Fast forward to today, almost 20 years later, and these themes remain the core questions that the Biden Administration must wrestle with, alongside European allies in the wake of the Russian incursion into Ukraine.  The risk landscape is changing fast, and with it, so is our approach at Sigma, including work to understand how Russian companies and leaders are linked with the world, as well as helping clients generally leverage Sigma risk intelligence to screen for both direct and associated risks (e.g., is this company related to others that exhibit core risk attributes).

Like 1940, we have one major military attacking another nation with overwhelming force.  For historical perspective, in 1940 then Treasury Secretary Henry Morganthau instructed the Federal Reserve to ‘freeze assets’ that may fall into the hands of Hitler as he rolled across Europe - a move that certainly contributed to slowing down his war machine.  And now, building on that precedent, along with everything that has been learned since 2005, the United States and allies are in position to create a meaningful impact on Russia by targeting its lifeblood: energy, financial, military manufacturing sectors.  But will it work or cause a course change?

The truth is, sanctions take time, particularly when they are levied against a nation and its assets (Russia has some $600 billion in reserves).  In the case of North Korea, Iran, Venezuela and others, sanctions have certainly had an impact, including in the case of Iran, creating conditions for a negotiated settlement.  However, Russia is a different animal economically and financially.  What’s more, Russia counts a number of critically important allies it can rely on for energy and military support, and unlike previous targets, Russia possesses a formidable military and cyber attack capability. 
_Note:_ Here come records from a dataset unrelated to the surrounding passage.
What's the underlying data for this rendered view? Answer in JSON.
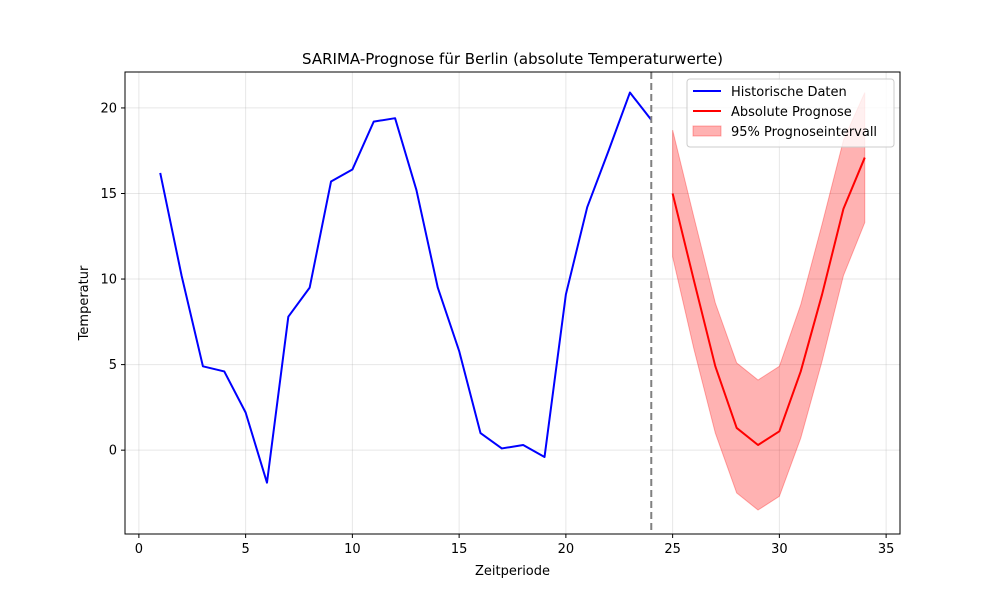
{
  "chart_data": {
    "type": "line",
    "title": "SARIMA-Prognose für Berlin (absolute Temperaturwerte)",
    "xlabel": "Zeitperiode",
    "ylabel": "Temperatur",
    "xlim": [
      -0.65,
      35.65
    ],
    "ylim": [
      -4.9,
      22.1
    ],
    "xticks": [
      0,
      5,
      10,
      15,
      20,
      25,
      30,
      35
    ],
    "yticks": [
      0,
      5,
      10,
      15,
      20
    ],
    "grid": true,
    "legend_position": "top-right",
    "vertical_line": {
      "x": 24,
      "color": "#808080",
      "style": "dashed"
    },
    "series": [
      {
        "name": "Historische Daten",
        "color": "#0000ff",
        "x": [
          1,
          2,
          3,
          4,
          5,
          6,
          7,
          8,
          9,
          10,
          11,
          12,
          13,
          14,
          15,
          16,
          17,
          18,
          19,
          20,
          21,
          22,
          23,
          24
        ],
        "values": [
          16.2,
          10.2,
          4.9,
          4.6,
          2.2,
          -1.9,
          7.8,
          9.5,
          15.7,
          16.4,
          19.2,
          19.4,
          15.2,
          9.5,
          5.8,
          1.0,
          0.1,
          0.3,
          -0.4,
          9.1,
          14.2,
          17.5,
          20.9,
          19.3
        ]
      },
      {
        "name": "Absolute Prognose",
        "color": "#ff0000",
        "x": [
          25,
          26,
          27,
          28,
          29,
          30,
          31,
          32,
          33,
          34
        ],
        "values": [
          15.0,
          9.9,
          4.9,
          1.3,
          0.3,
          1.1,
          4.6,
          9.1,
          14.1,
          17.1
        ]
      }
    ],
    "interval": {
      "name": "95% Prognoseintervall",
      "color": "#ff0000",
      "x": [
        25,
        26,
        27,
        28,
        29,
        30,
        31,
        32,
        33,
        34
      ],
      "lower": [
        11.3,
        5.9,
        1.0,
        -2.5,
        -3.5,
        -2.7,
        0.7,
        5.2,
        10.2,
        13.3
      ],
      "upper": [
        18.7,
        13.6,
        8.6,
        5.1,
        4.1,
        4.9,
        8.5,
        13.2,
        18.1,
        20.9
      ]
    }
  }
}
*Comparison of GDPs Russia, Iran, Venezuela, and DPRK

In sum, sanctions are the tool of choice between military conflict and diplomacy - and increasingly so since 2005.  However, sanctions take time and they work best when other nations  join in - meaning, the United States and Europe alone cannot contain Russia.  
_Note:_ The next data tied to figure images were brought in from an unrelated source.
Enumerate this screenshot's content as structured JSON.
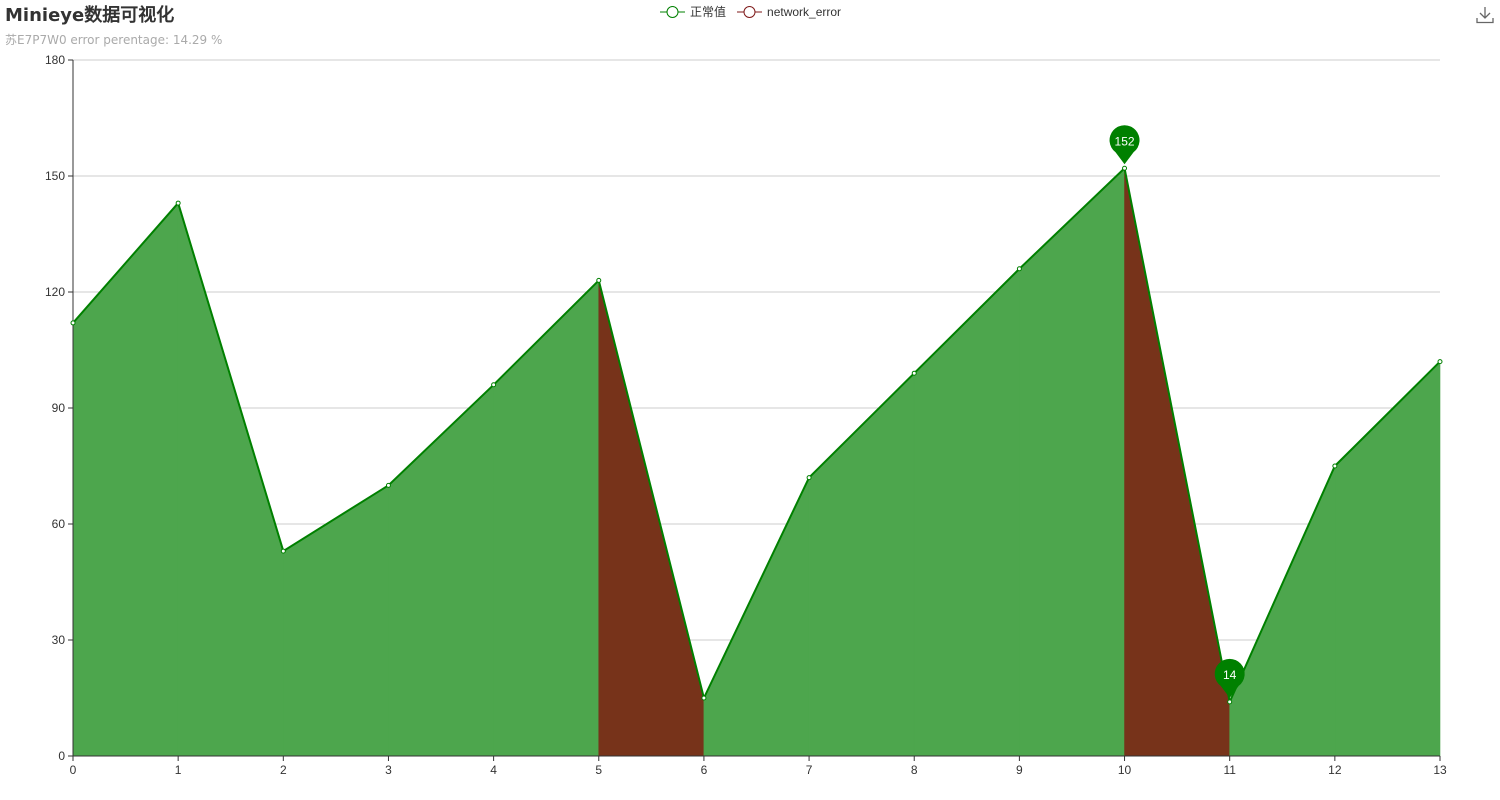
{
  "header": {
    "title": "Minieye数据可视化",
    "subtitle": "苏E7P7W0 error perentage: 14.29 %"
  },
  "legend": {
    "items": [
      {
        "label": "正常值",
        "color": "#008000"
      },
      {
        "label": "network_error",
        "color": "#7f1a1a"
      }
    ]
  },
  "toolbox": {
    "download_icon": "download-icon"
  },
  "colors": {
    "normal_fill": "#4da64d",
    "normal_line": "#008000",
    "error_fill": "#77331a",
    "pin": "#008000",
    "grid": "#cccccc",
    "axis": "#333333"
  },
  "chart_data": {
    "type": "area",
    "title": "Minieye数据可视化",
    "subtitle": "苏E7P7W0 error perentage: 14.29 %",
    "x": [
      0,
      1,
      2,
      3,
      4,
      5,
      6,
      7,
      8,
      9,
      10,
      11,
      12,
      13
    ],
    "series": [
      {
        "name": "正常值",
        "values": [
          112,
          143,
          53,
          70,
          96,
          123,
          15,
          72,
          99,
          126,
          152,
          14,
          75,
          102
        ]
      }
    ],
    "error_segments": [
      [
        5,
        6
      ],
      [
        10,
        11
      ]
    ],
    "error_series_name": "network_error",
    "mark_points": [
      {
        "x": 10,
        "value": 152,
        "label": "152"
      },
      {
        "x": 11,
        "value": 14,
        "label": "14"
      }
    ],
    "ylim": [
      0,
      180
    ],
    "yticks": [
      0,
      30,
      60,
      90,
      120,
      150,
      180
    ],
    "xlim": [
      0,
      13
    ],
    "grid": true,
    "legend_position": "top-center"
  }
}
As the Russia/Ukraine conflict plays out, China and others who may choose to not enforce any penalties on Russia will come further into focus.  Increasingly, they may become the ‘escape hatch’ Russia needs to continue to maneuver and keep their economy and financial system connected.  How this plays out is too early to know, but it does further set the table for alternative forms of value transfer, alliances and challenges to the world order that was agreed following the last major conflict on the continent.